Libérez-vous donc de votre exigence de perfection et de votre sentiment d'insatisfaction. Inversez la tendance. "Il ne faut pas s’en vouloir" si on a du mal. "Il ne faut pas se flageller si on n'y arrive pas". Souvenez-vous des mots clés : indulgence, pardon et compréhension. Agissez avec vous-même avec autant de bienveillance que vous le feriez avec votre enfant ou un ami, et déculpabilisez. S'aimer, c'est aussi accepter qu'on n'est parfois moins performant, efficace ou en forme. "Bien sûr, je sais que parfois lors d’une conférence, je suis excellente et parfois non. Ce n’est pas grave. Je ne garde pas ça". 

Qu'est-ce que ça vous a apporté de vous aimer Nathalie ? Qu'est-ce que ça a changé dans votre vie ? "Tout. Ça m’a apporté un apaisement, une quiétude, un soulagement... Tu n'as plus à redoubler d’efforts pour obtenir l’amour des autres, tu n'as pas à devenir quelqu’un d’autre", à rentrer dans le moule, à suivre le troupeau, à cocher des cases pour être accepté, "on s’en fout". "Je pense que j’ai toujours été rebelle et ça s’est amplifié : je respecte les gens et les contextes dans lesquels je suis, mais je n’ai pas à plaire aux gens pour autant".

Vers une indépendance émotionnelle

Le trouble de la personnalité dépendante, plus communément appelé "dépendance affective", se caractérise par une dépendance psychologique persistante (légère ou pathologique) aux autres pour assurer ses besoins physiques et émotionnels. Outre le fait qu'elle entraîne une perte de liberté et d'autonomie, "la dépendance affective et le manque d’amour de soi nous font emprunter des voies dangereuses" dans notre vie sentimentale : excès, possession, jalousie, oppression, relation accélérée, engagements précipités... Alors que s'aimer, se suffire à soi et se choisir avant de choisir l’autre est fondamental.

"Et ça soulage l’autre aussi de ne plus lui demander de nous rendre heureux. Ce n’est pas le job de notre partenaire de tout faire pour notre bonheur". Il y contribue intrinsèquement, mais ne doit pas en avoir l'entière responsabilité. "Apprendre à s’aimer nous rend responsable de notre bonheur et de nos malheurs, parce que nous arrêtons de les faire reposer, ou peser, sur les autres".

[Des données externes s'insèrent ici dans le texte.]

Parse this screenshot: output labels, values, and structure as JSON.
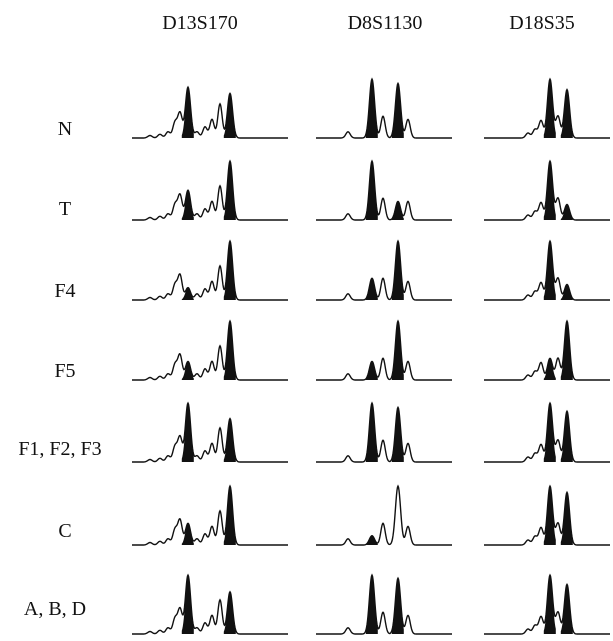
{
  "columns": [
    {
      "label": "D13S170",
      "type": "d13"
    },
    {
      "label": "D8S1130",
      "type": "d8"
    },
    {
      "label": "D18S35",
      "type": "d18"
    }
  ],
  "rows": [
    {
      "label": "N",
      "peaks": {
        "d13": {
          "a": 0.82,
          "b": 0.72,
          "filled": [
            1,
            1
          ]
        },
        "d8": {
          "a": 0.95,
          "b": 0.88,
          "filled": [
            1,
            1
          ]
        },
        "d18": {
          "a": 0.95,
          "b": 0.78,
          "filled": [
            1,
            1
          ]
        }
      }
    },
    {
      "label": "T",
      "peaks": {
        "d13": {
          "a": 0.48,
          "b": 0.95,
          "filled": [
            1,
            1
          ]
        },
        "d8": {
          "a": 0.95,
          "b": 0.3,
          "filled": [
            1,
            1
          ]
        },
        "d18": {
          "a": 0.95,
          "b": 0.25,
          "filled": [
            1,
            1
          ]
        }
      }
    },
    {
      "label": "F4",
      "peaks": {
        "d13": {
          "a": 0.2,
          "b": 0.95,
          "filled": [
            1,
            1
          ]
        },
        "d8": {
          "a": 0.35,
          "b": 0.95,
          "filled": [
            1,
            1
          ]
        },
        "d18": {
          "a": 0.95,
          "b": 0.25,
          "filled": [
            1,
            1
          ]
        }
      }
    },
    {
      "label": "F5",
      "peaks": {
        "d13": {
          "a": 0.3,
          "b": 0.95,
          "filled": [
            1,
            1
          ]
        },
        "d8": {
          "a": 0.3,
          "b": 0.95,
          "filled": [
            1,
            1
          ]
        },
        "d18": {
          "a": 0.35,
          "b": 0.95,
          "filled": [
            1,
            1
          ]
        }
      }
    },
    {
      "label": "F1, F2, F3",
      "peaks": {
        "d13": {
          "a": 0.95,
          "b": 0.7,
          "filled": [
            1,
            1
          ]
        },
        "d8": {
          "a": 0.95,
          "b": 0.88,
          "filled": [
            1,
            1
          ]
        },
        "d18": {
          "a": 0.95,
          "b": 0.82,
          "filled": [
            1,
            1
          ]
        }
      }
    },
    {
      "label": "C",
      "peaks": {
        "d13": {
          "a": 0.35,
          "b": 0.95,
          "filled": [
            1,
            1
          ]
        },
        "d8": {
          "a": 0.15,
          "b": 0.95,
          "filled": [
            1,
            0
          ]
        },
        "d18": {
          "a": 0.95,
          "b": 0.85,
          "filled": [
            1,
            1
          ]
        }
      }
    },
    {
      "label": "A, B, D",
      "peaks": {
        "d13": {
          "a": 0.95,
          "b": 0.68,
          "filled": [
            1,
            1
          ]
        },
        "d8": {
          "a": 0.95,
          "b": 0.9,
          "filled": [
            1,
            1
          ]
        },
        "d18": {
          "a": 0.95,
          "b": 0.8,
          "filled": [
            1,
            1
          ]
        }
      }
    }
  ]
}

"Je suis meilleure humaine depuis que j’ai fait ce chemin"

En faisant le choix de s'aimer inconditionnellement, on acquière plus de confiance en soi, on se déleste d'idées mentales erronées qui nous limitent pour accueillir de meilleures choses. "On devient plus doux avec les autres, on est moins dans le jugement. Moi je suis meilleure humaine depuis que j’ai fait ce chemin. Je n’ai rien à prouver, je n’ai pas besoin de me comparer. J’essaie de me dire que n’importe lequel des êtres humains que je trouve merveilleux est une source d’inspiration et que ceux qui me dérangent sont des sources de travail personnel".

Contrairement aux avis septiques des plus fermés ou des plus moqueurs, s'aimer est une preuve d'intelligence et une vraie richesse. Plus qu'une lubie de "nana-bobo-perchée-accro-au-yoga-et-à-la-bouffe-vegan", le concept même de l'amour de soi implique une profonde prise de conscience et engendre, dans de nombreux cas, une transformation progressive et positive de ses propres croyances concernant ses capacités, son potentiel, l'amour, le travail, l'argent, la santé ou le bonheur. "L’être humain ne peut pas se fuir, il vit avec lui du matin au soir". Et quel être humain n'a pas besoin d'avoir confiance en lui et d'être épanoui ?

Bonne Saint-Valentin à toutes et à tous.